Some days you just have to rely on other people’s accomplishments. I didn’t have enough of my own to speak of. Right after morning coffee (the first cup), the boys set about taking another stab at installing cabinets next door. I’m not sure that either of them had done this on this scale before, but as a couple of amateurs, they did alright. It took all day, until well past dark, but they got all the uppers hung, and three fifths of the lowers attached. The sink cabinet and the trash pull-out are just set in place for now, so that T can walk through his living room again without swearing. This renovation has been very stressful for him, as it is for most people. I doubt anyone actually likes living in a construction zone, having to eat only microwave meals or takeout, and having to do dishes in the utility sink in the garage. He’s been so on edge, I was leery of interjecting when he initially set the trash cabinet directly next to the sink, intending to put the dishwasher on the far left of that row. I gently suggested that it would be better to have the dishwasher closer to the sink, so that pre-rinsed and dripping dishes didn’t travel so far to be loaded into the machine. He had already blown off my initial hint about the water access line needing to be fed through the back of the trash cabinet in the original setup.
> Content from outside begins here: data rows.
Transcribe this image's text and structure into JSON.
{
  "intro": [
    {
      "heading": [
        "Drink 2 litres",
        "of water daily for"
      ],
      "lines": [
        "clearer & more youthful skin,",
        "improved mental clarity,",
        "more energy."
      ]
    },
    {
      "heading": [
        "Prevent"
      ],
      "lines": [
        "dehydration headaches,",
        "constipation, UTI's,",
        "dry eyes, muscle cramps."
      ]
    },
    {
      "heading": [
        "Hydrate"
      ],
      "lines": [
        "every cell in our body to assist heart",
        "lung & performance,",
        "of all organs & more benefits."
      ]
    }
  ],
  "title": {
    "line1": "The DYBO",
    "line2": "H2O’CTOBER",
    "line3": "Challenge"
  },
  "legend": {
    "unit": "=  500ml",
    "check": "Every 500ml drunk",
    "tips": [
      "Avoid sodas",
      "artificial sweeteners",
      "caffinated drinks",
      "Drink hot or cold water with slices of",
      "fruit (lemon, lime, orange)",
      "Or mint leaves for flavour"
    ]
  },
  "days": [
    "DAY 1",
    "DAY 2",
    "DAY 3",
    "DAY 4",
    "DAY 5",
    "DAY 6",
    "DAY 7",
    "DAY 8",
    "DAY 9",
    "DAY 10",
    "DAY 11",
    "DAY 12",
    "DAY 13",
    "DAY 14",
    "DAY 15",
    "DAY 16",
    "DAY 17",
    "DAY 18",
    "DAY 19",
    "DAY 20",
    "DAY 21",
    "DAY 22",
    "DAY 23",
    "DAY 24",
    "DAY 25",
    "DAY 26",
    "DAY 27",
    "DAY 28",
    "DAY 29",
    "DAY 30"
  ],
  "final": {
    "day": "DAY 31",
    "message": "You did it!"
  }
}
Once I recruited Mr S-P and T’s girlfriend to my position, they lobbied him to agree as well.

Now that we can see it taking shape, it’s fun to picture how it will end up. He will get the countertops measured this week, and his dad will help him make a special table to go under the window. He is waiting to select paint colors until the countertop is installed, and I’m not sure he has chosen the floor tile yet. I have yet to be any real help, because my health has taken so long to build back up. I’d like to believe that by the time he is painting and putting down the tile, I can be of more use.